At 04:20 PM 11/21/2003 -0800, Hallam-Baker, Phillip wrote:

We need to consider the technical workings of the do-not-spam list and the requirements that we would like the FTC to meet.

... [reasonable goals] ... [hashed-form lists instead of plaintext]...

5) Allow domain name owners to list their domains. 6) Provide for authentication of listing requests

Especially for domains, it's important to do some validation, though in the absence of widely-deployed DNSSEC, it's hard to do automatically. Perhaps 3-way-handshake email to postmaster@example.com or the whois administrative contact address. (This also has the side-effect of requiring people to actually use their postmaster addresses, at least for fifteen minutes or so :-) And while hashing has the obvious risk of dictionary attacks, it'll at least cut back on some of the abuses, especially if the list is dynamic and the spamware vendors who do the dictionary attacks want to charge lots of money for it. Also, the scale's a lot more annoying searching a million obvious names on each of 20 million domains with a hash that takes a second per hit, though Moore's Law will obviously erode the hash time. Obviously spammers will target popular mail systems first.
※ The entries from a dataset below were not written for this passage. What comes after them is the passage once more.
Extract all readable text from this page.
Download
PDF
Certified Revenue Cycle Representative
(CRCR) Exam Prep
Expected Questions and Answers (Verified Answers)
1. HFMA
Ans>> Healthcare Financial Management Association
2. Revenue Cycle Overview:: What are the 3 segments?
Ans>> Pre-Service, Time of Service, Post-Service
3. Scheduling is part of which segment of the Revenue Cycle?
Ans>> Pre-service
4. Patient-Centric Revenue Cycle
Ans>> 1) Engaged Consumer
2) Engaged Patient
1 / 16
However, there are two special email address forms that complicate this a bit - tagged addresses - username+tag@example.com There are several different syntaxes for this - plusses, dashes, etc., and either you just ignore the problem (let the user register however many tagged addresses they want), or else you special-case the rules so that bulk-emailers who want to send mail to a plus-tagged address also must check the untagged version. - per-user subdomains - anything@username.example.com Technically this is no different than any other per-domain blocking, but administratively it's different, because there's no whois record and there might not be a postmaster address. There's a scalability problem that has to be solved, which is how to prevent a DOS-by-signing-up-too-many-addresses attack. An example would be a Turing test image on a web page (which has the downside of preventing automated signups, as well as annoying blind people), or else requiring a hashcash puzzle that takes ten times as long as the list's hash function.